Por aquellos días de la recién estrenada unión, Colombia se encontraba
embarcada en el proyecto emancipador del Ecuador, del Perú y del Alto Perú y
no estaba en capacidad de atender las demandas de los comerciantes
panameños; pero la situación no varió cuando la batalla de Ayacucho, en
1824, puso punto final a las guerras independentistas. En las siguientes
décadas, una política comercial desacertada o quizás la ausencia de ella, así
como las contradicciones políticas en Colombia y el insistente anhelo de la
neutralidad de la ruta de tránsito en Panamá, fomentaron el descontento y la
frustración en el Istmo y condujeron a los movimientos separatistas de 1830,
1831 y sobre todo el de 1840 liderizado por Tomás Herrera durante el cual se
creó el Estado Libre del Istmo. Este último obedeció al desencanto que sentían los
comerciantes de la ruta de tránsito por las permanentes guerras civiles que frenaban el giro
comercial generando más pobreza, así como por la postergación de su anhelado proyecto
de país.
Es más, hacia 1861, durante la vigencia del Estado federal y en el contexto
de una nueva guerra civil, los notables de Chiriquí y Veraguas intentaron
separarse de la Confederación Granadina y convertir al Istmo en un
protectorado de Estados Unidos, Francia e Inglaterra, seguramente siguiendo
la propuesta realizada por Justo Arosemena cuatro años antes al Congreso de
la Confederación y que también perseguía ponerle freno al desembarco de
tropas estadounidenses a lo largo de la línea del ferrocarril por la interpretación
unilateral del Tratado Mallarino-Bidlack.
Otro aspecto a tener en cuenta es el de las diferencias estructurales entre
las ciudades de Bogotá y Panamá que se exacerbaron a partir de la segunda
mitad del siglo XIX al calor de la coyuntura imperante en la ruta de tránsito.
Bogotá era y es una ciudad andina prisionera de su geografía.
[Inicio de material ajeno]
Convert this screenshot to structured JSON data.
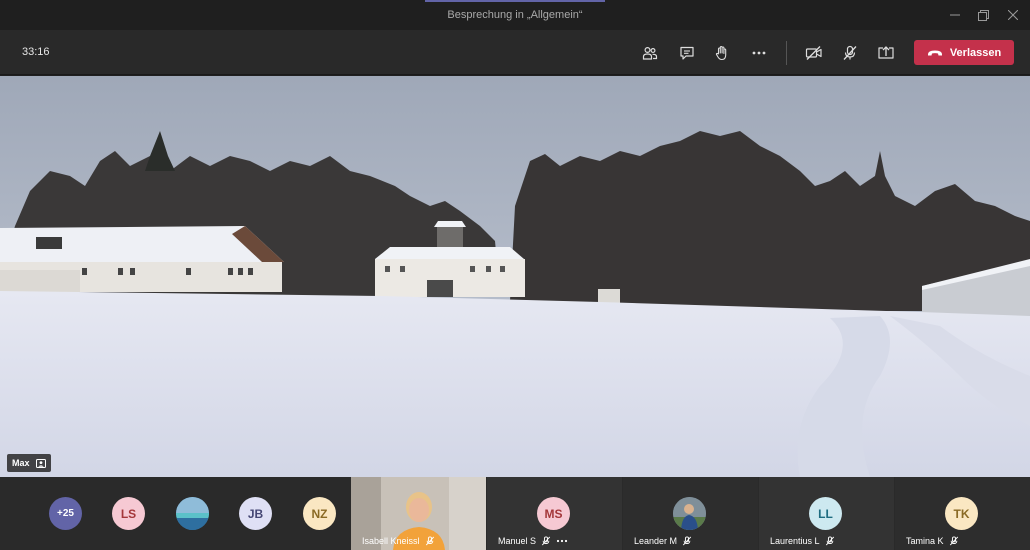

Alojada en un
valle enclavado en la cordillera, de espaldas a las influencias extranjeras, atada
culturalmente al pasado y a los modelos coloniales, no tenía puntos de
analogía con la capital del Istmo. Por su parte, Panamá vivía volcada al mar,
abierta a las influencias foráneas, al mundo de fuera desde donde le llegaba
su impulso vital. A diferencia de Bogotá donde las actividades comerciales no
eran bien vistas por los grupos más conservadores de aquella sociedad
ultramontana, en nuestro territorio el comercio era la actividad por excelencia
de los grupos dominantes. Al igual que los ingleses éramos y somos un pueblo
de tenderos.
Estas diferencias se ahondaron aún más a raíz de la fiebre del oro a partir
de 1848 cuando la ruta Chagres-Panamá comenzó a recibir a más de 20.000
viajeros por año. La ciudad de Panamá, con una población de
aproximadamente 5.000 almas, se vio conmocionada por las hordas de
aventureros rumbo a California que alteraron todos los órdenes de la vida. En
Bogotá se pensaba que en el Istmo se había arraigado un “cosmopolitismo de
pésimo gusto” y, como si fuera poco, la fiebre del oro provocó la construcción
del ferrocarril transístmico por parte de una empresa privada estadounidense
entre 1850 y 1855, que importó mano de obra principalmente de China, de las
Antillas y de Cartagena, lo que sirvió para que Panamá también fuera
conocida en la capital de la República como “el Departamento negro”.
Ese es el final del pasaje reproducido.